Capstone is a disassembly framework with the target of becoming the ultimate disasm engine for binary analysis and reversing in the security community.

Created by Nguyen Anh Quynh, then developed and maintained by a small community, Capstone offers some unparalleled features:

• Support multiple hardware architectures: ARM, AArch64, Alpha, ARC, BPF, Ethereum VM, LoongArch, HP PA-RISC (HPPA), M68K, M680X, Mips, MOS65XX, PPC, RISC-V(rv32G/rv64G), SH, Sparc, SystemZ, TMS320C64X, TriCore, Webassembly, XCore and X86 (16, 32, 64), Xtensa.

• Having clean/simple/lightweight/intuitive architecture-neutral API.

• Provide details on disassembled instruction (called “decomposer” by others).

• Provide semantics of the disassembled instruction, such as list of implicit registers read & written.

• Implemented in pure C language, with lightweight bindings for Swift, D, Clojure, F#, Common Lisp, Visual Basic, PHP, PowerShell, Emacs, Haskell, Perl, Python, Ruby, C#, NodeJS, Java, GO, C++, OCaml, Lua, Rust, Delphi, Free Pascal & Vala ready either in main code, or provided externally by the community).

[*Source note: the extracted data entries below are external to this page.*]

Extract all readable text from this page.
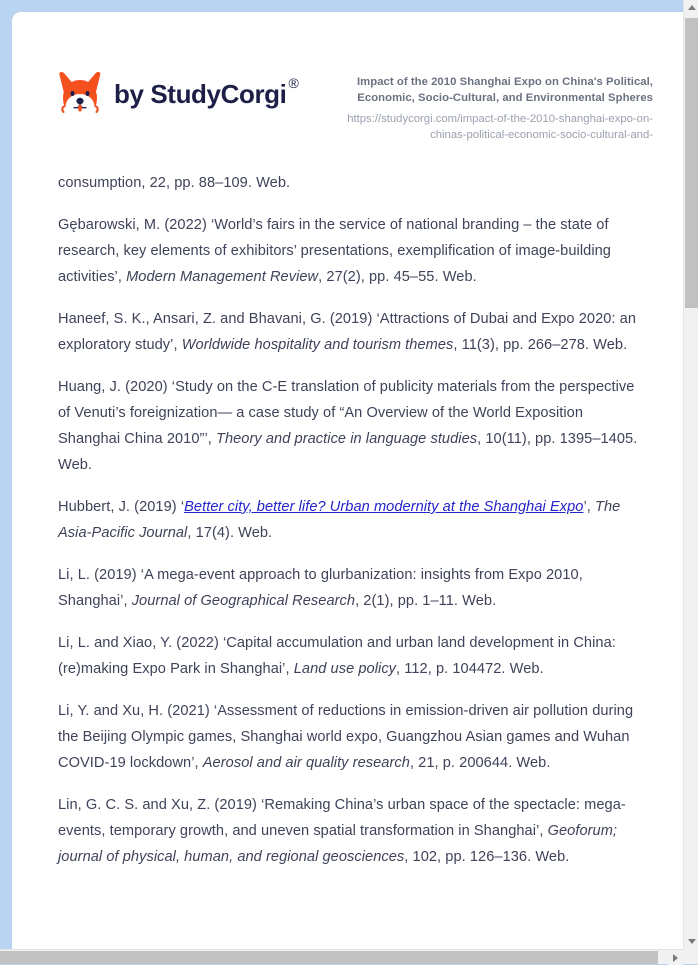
by StudyCorgi ®	Impact of the 2010 Shanghai Expo on China's Political, Economic, Socio-Cultural, and Environmental Spheres

https://studycorgi.com/impact-of-the-2010-shanghai-expo-on-chinas-political-economic-socio-cultural-and-

consumption, 22, pp. 88–109. Web.

Gębarowski, M. (2022) ‘World’s fairs in the service of national branding – the state of research, key elements of exhibitors’ presentations, exemplification of image-building activities’, Modern Management Review, 27(2), pp. 45–55. Web.

Haneef, S. K., Ansari, Z. and Bhavani, G. (2019) ‘Attractions of Dubai and Expo 2020: an exploratory study’, Worldwide hospitality and tourism themes, 11(3), pp. 266–278. Web.

Huang, J. (2020) ‘Study on the C-E translation of publicity materials from the perspective of Venuti’s foreignization— a case study of “An Overview of the World Exposition Shanghai China 2010”’, Theory and practice in language studies, 10(11), pp. 1395–1405. Web.

Hubbert, J. (2019) ‘Better city, better life? Urban modernity at the Shanghai Expo’, The Asia-Pacific Journal, 17(4). Web.

Li, L. (2019) ‘A mega-event approach to glurbanization: insights from Expo 2010, Shanghai’, Journal of Geographical Research, 2(1), pp. 1–11. Web.

Li, L. and Xiao, Y. (2022) ‘Capital accumulation and urban land development in China: (re)making Expo Park in Shanghai’, Land use policy, 112, p. 104472. Web.

Li, Y. and Xu, H. (2021) ‘Assessment of reductions in emission-driven air pollution during the Beijing Olympic games, Shanghai world expo, Guangzhou Asian games and Wuhan COVID-19 lockdown’, Aerosol and air quality research, 21, p. 200644. Web.

Lin, G. C. S. and Xu, Z. (2019) ‘Remaking China’s urban space of the spectacle: mega-events, temporary growth, and uneven spatial transformation in Shanghai’, Geoforum; journal of physical, human, and regional geosciences, 102, pp. 126–136. Web.
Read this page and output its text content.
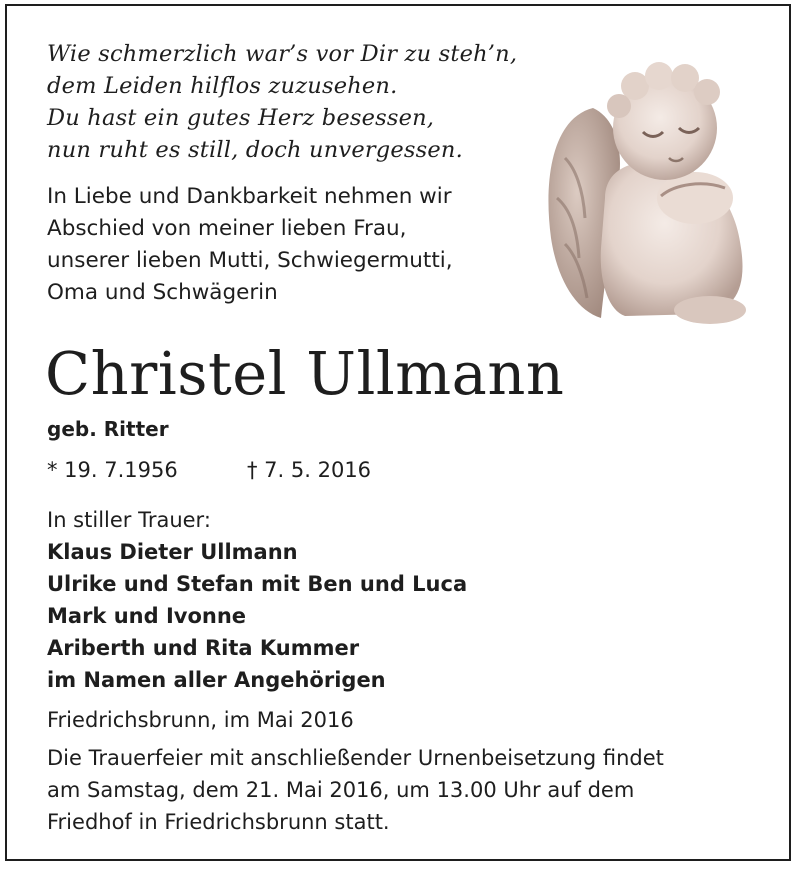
Wie schmerzlich war’s vor Dir zu steh’n,
dem Leiden hilflos zuzusehen.
Du hast ein gutes Herz besessen,
nun ruht es still, doch unvergessen.
In Liebe und Dankbarkeit nehmen wir
Abschied von meiner lieben Frau,
unserer lieben Mutti, Schwiegermutti,
Oma und Schwägerin
Christel Ullmann
geb. Ritter
* 19. 7.1956	† 7. 5. 2016
In stiller Trauer:
Klaus Dieter Ullmann
Ulrike und Stefan mit Ben und Luca
Mark und Ivonne
Ariberth und Rita Kummer
im Namen aller Angehörigen
Friedrichsbrunn, im Mai 2016
Die Trauerfeier mit anschließender Urnenbeisetzung findet
am Samstag, dem 21. Mai 2016, um 13.00 Uhr auf dem
Friedhof in Friedrichsbrunn statt.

• Native support for all popular platforms: Windows, Mac OSX, iOS, Android, Linux, *BSD, Solaris, etc.

• Thread-safe by design.

• Special support for embedding into firmware or OS kernel.

• High performance & suitable for malware analysis (capable of handling various X86 malware tricks).

• Distributed under the open source BSD license.

Further information is available at https://www.capstone-engine.org

See BUILDING.md file for how to compile and install Capstone.

• Useful links and tutorials: docs/README
• Software architecture overview: docs/ARCHITECTURE.md
• Testing documentation: tests/README.md
• Updater (Auto-Sync) documentation: suite/auto-sync/README.md

See CONTRIBUTING.md for an intro.

See suite/fuzz/README.md for more information.

This project is released under the BSD license. If you redistribute the binary or source code of Capstone, please attach file LICENSE.TXT with your products.